Contraindications*: Raw ginkgo seeds are toxic, they should not be used in large doses or for long periods of time. They should also not be used when there is Excess Cold-Damp and should be used with caution when there is thick, difficult to expectorate sputum.
Source date: 1550 AD
Number of ingredients: 9 herbs
Formula key actions: Clears Lung Heat. Expectorant for asthma.
Bai Guo is a king ingredient in Ding Chuan Tang. Like the name indicates, it means it has more power than other ingredients in the formula.
Source date: 1826 AD
Number of ingredients: 5 herbs
Formula key actions: Strengthens the Spleen. Dries Dampness. Clears Heat. Stops vaginal discharge.

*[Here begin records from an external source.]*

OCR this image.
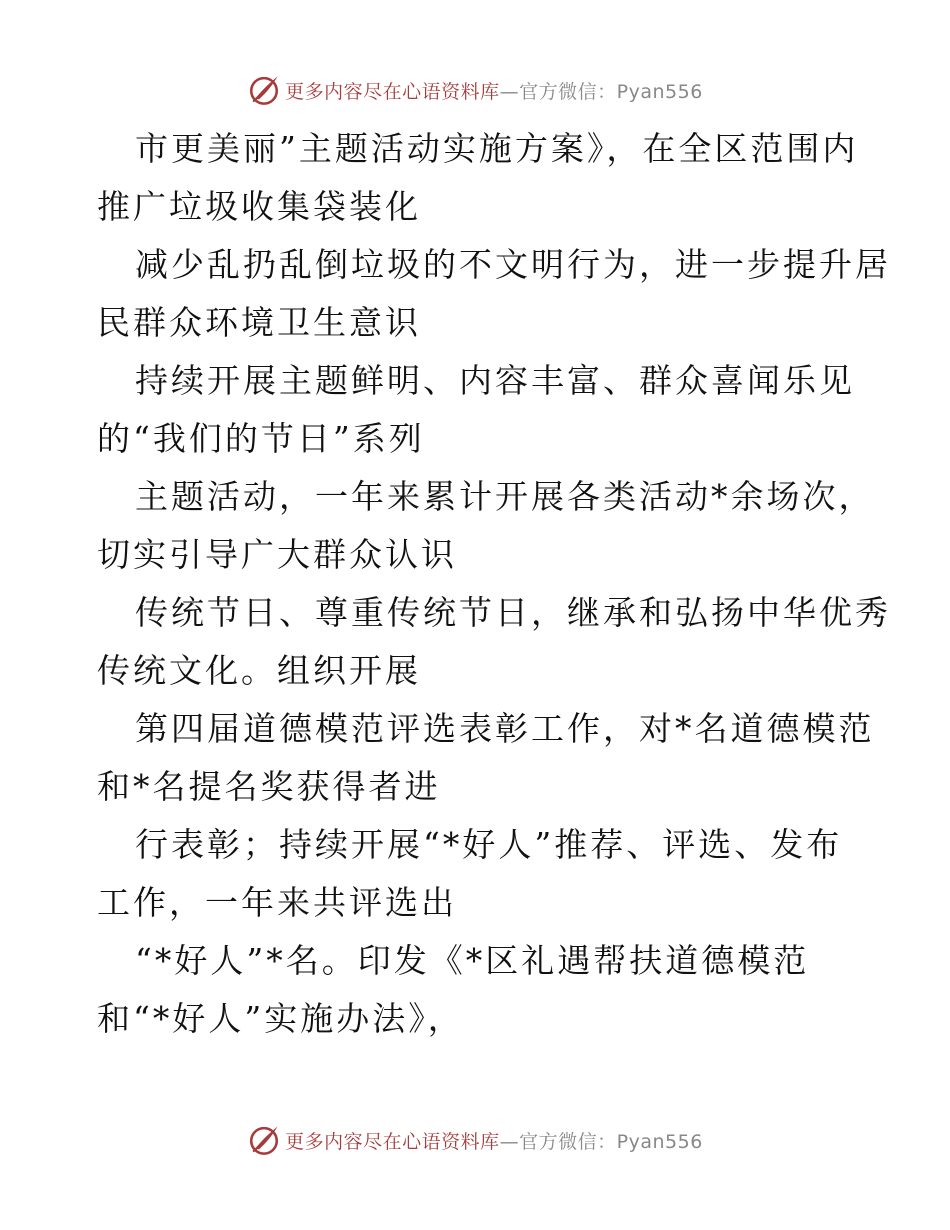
更多内容尽在心语资料库—官方微信：Pyan556

市更美丽”主题活动实施方案》，在全区范围内
推广垃圾收集袋装化

减少乱扔乱倒垃圾的不文明行为，进一步提升居
民群众环境卫生意识

持续开展主题鲜明、内容丰富、群众喜闻乐见
的“我们的节日”系列

主题活动，一年来累计开展各类活动*余场次，
切实引导广大群众认识

传统节日、尊重传统节日，继承和弘扬中华优秀
传统文化。组织开展

第四届道德模范评选表彰工作，对*名道德模范
和*名提名奖获得者进

行表彰；持续开展“*好人”推荐、评选、发布
工作，一年来共评选出

“*好人”*名。印发《*区礼遇帮扶道德模范
和“*好人”实施办法》，

更多内容尽在心语资料库—官方微信：Pyan556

Bai Guo is a deputy ingredient in Yi Huang Tang. This means it helps the king ingredient(s) treat the main pattern or it serves to treat a coexisting pattern.
In Yi Huang Tang, Bai Guo stabilizes the Lower Burner and restrains the discharge.
Source date: 1827 AD
Number of ingredients: 7 herbs
Formula key actions: Supports Kidney Yang. Supplies Spleen Qi. Expels Cold and Dampness from the Uterus.

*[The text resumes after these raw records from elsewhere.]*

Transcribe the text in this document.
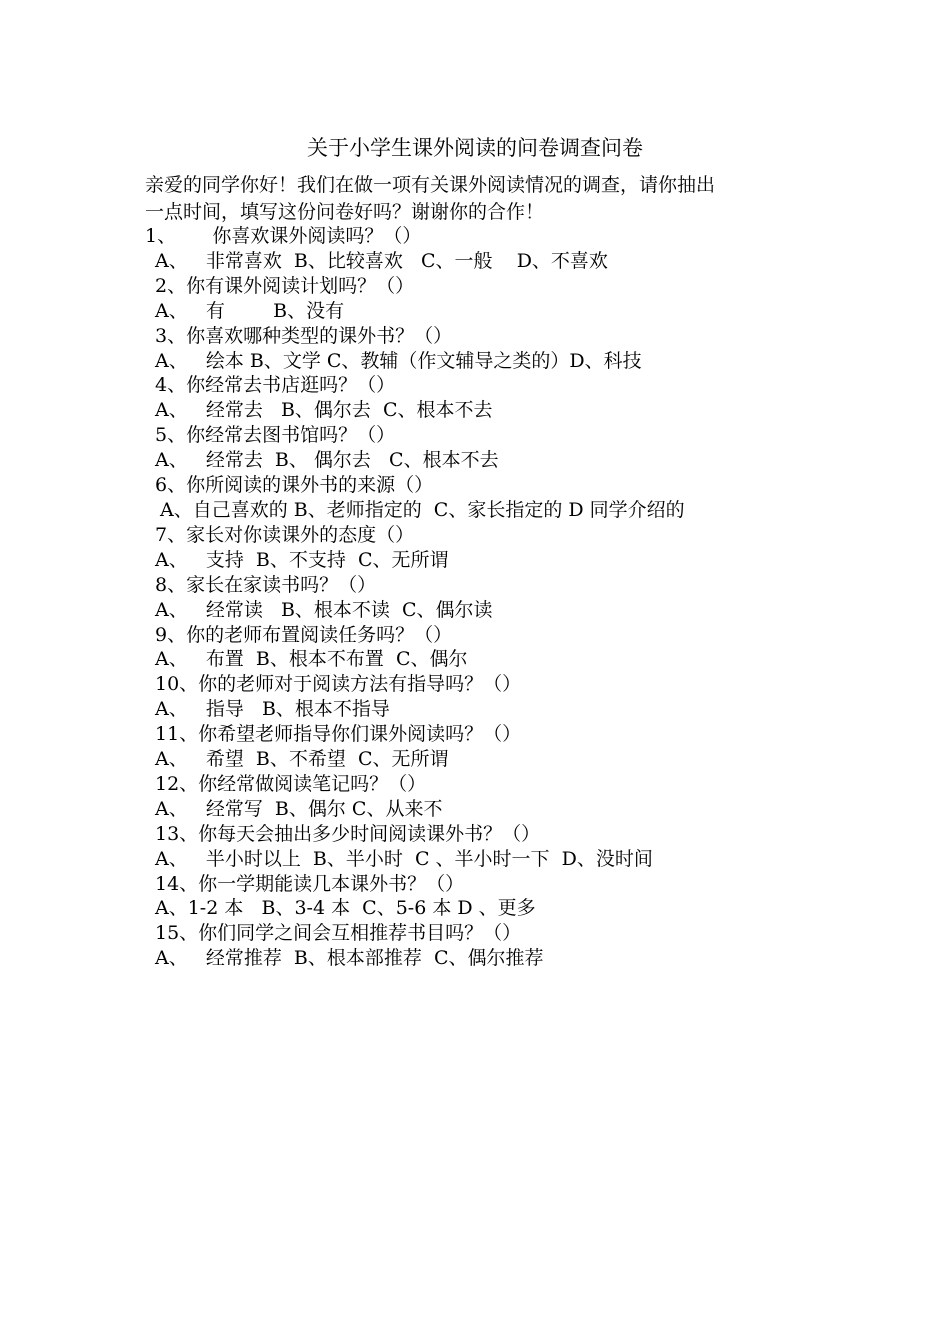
关于小学生课外阅读的问卷调查问卷
亲爱的同学你好！我们在做一项有关课外阅读情况的调查，请你抽出
一点时间，填写这份问卷好吗？谢谢你的合作！
1、      你喜欢课外阅读吗？（）
A、   非常喜欢  B、比较喜欢   C、一般    D、不喜欢
2、你有课外阅读计划吗？（）
A、   有        B、没有
3、你喜欢哪种类型的课外书？（）
A、   绘本 B、文学 C、教辅（作文辅导之类的）D、科技
4、你经常去书店逛吗？（）
A、   经常去   B、偶尔去  C、根本不去
5、你经常去图书馆吗？（）
A、   经常去  B、 偶尔去   C、根本不去
6、你所阅读的课外书的来源（）
A、自己喜欢的 B、老师指定的  C、家长指定的 D 同学介绍的
7、家长对你读课外的态度（）
A、   支持  B、不支持  C、无所谓
8、家长在家读书吗？（）
A、   经常读   B、根本不读  C、偶尔读
9、你的老师布置阅读任务吗？（）
A、   布置  B、根本不布置  C、偶尔
10、你的老师对于阅读方法有指导吗？（）
A、   指导   B、根本不指导
11、你希望老师指导你们课外阅读吗？（）
A、   希望  B、不希望  C、无所谓
12、你经常做阅读笔记吗？（）
A、   经常写  B、偶尔 C、从来不
13、你每天会抽出多少时间阅读课外书？（）
A、   半小时以上  B、半小时  C 、半小时一下  D、没时间
14、你一学期能读几本课外书？（）
A、1-2 本   B、3-4 本  C、5-6 本 D 、更多
15、你们同学之间会互相推荐书目吗？（）
A、   经常推荐  B、根本部推荐  C、偶尔推荐
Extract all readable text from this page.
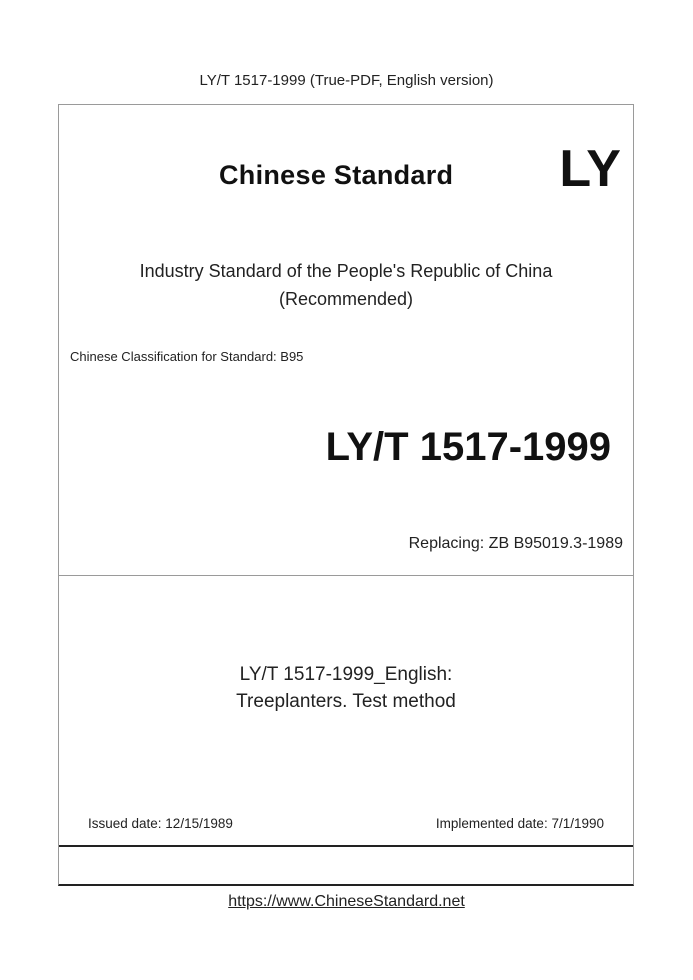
LY/T 1517-1999 (True-PDF, English version)
Chinese Standard LY
Industry Standard of the People's Republic of China
(Recommended)
Chinese Classification for Standard: B95
LY/T 1517-1999
Replacing: ZB B95019.3-1989
LY/T 1517-1999_English:
Treeplanters. Test method
Issued date: 12/15/1989	Implemented date: 7/1/1990
https://www.ChineseStandard.net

In Wen Qi Hua Shi Tang, Bai Guo removes obstructions from the Directing Vessel (Ren Mai)
In Traditional Chinese Medicine (TCM), Bai Guo belongs to the 'Herbs that stabilize and bind' category. This category of herbs is used for treating abnormal discharges and displacement of Organs. This includes conditions such as diarrhea, discharges from the vagina, penis or rectum as well as prolapse of the Uterus or rectum. It is important to note that herbs in this category only treat symptoms, so one should also use herbs to treat the underlying Deficiency.
Furthermore Bai Guo is Neutral in nature. This means that Bai Guo typically doesn't affect the balance in your body. Balance between Yin and Yang is a key health concept in TCM. Eating too many "Hot" (Yang) ingredients can lead to an imbalance whereby one has a Yang Excess. The inverse is true as well: too many "Cold" (Yin) ingredients can lead to a Yin Excess. The Neutral nature of Bai Guo means that you don't have to worry about that!
Bai Guo also tastes Bitter and Sweet. The so-called 'Five Phases' theory in Chinese Medicine states that the taste of TCM ingredients is a key determinant of their action in the body. Bitter ingredients like Bai Guo tends to have a cleansing action on the body by clearing Heat, drying Dampness and promoting elimination via urination or bowel movements. On the other hand Sweet ingredients tend to slow down acute reactions and detoxify the body. They also have a tonic effect because they replenish Qi and Blood.
The tastes of ingredients in TCM also determine what Organs and Meridians they target. As such Bai Guo is thought to target the Lung. In addition to performing respiration, the Lungs are thought in TCM to be a key part of the production chain for Qi and the Body Fluids that nourish the body.
Ginkgo biloba extracts appears capable of stabilizing and, in a substantial number of cases, improving the cognitive performance and the social functioning of patients suffering from Alzheimer disease and multi-infarct dementia for 6 months to 1 year..1
1. Pierre L. Le Bars, MD, PhD; Martin M. Katz, PhD; Nancy Berman, PhD; et al (1997). A Placebo-Controlled, Double-blind, Randomized Trial of an Extract of Ginkgo Biloba for Dementia. JAMA. 1997;278(16):1327-1332. doi:10.1001/jama.1997.03550160047037
Bai Guo is also eaten as food. It is used as an ingredient in dishes such as Buddha's delight or Sweet Barley and Ginkgo Nut Soup.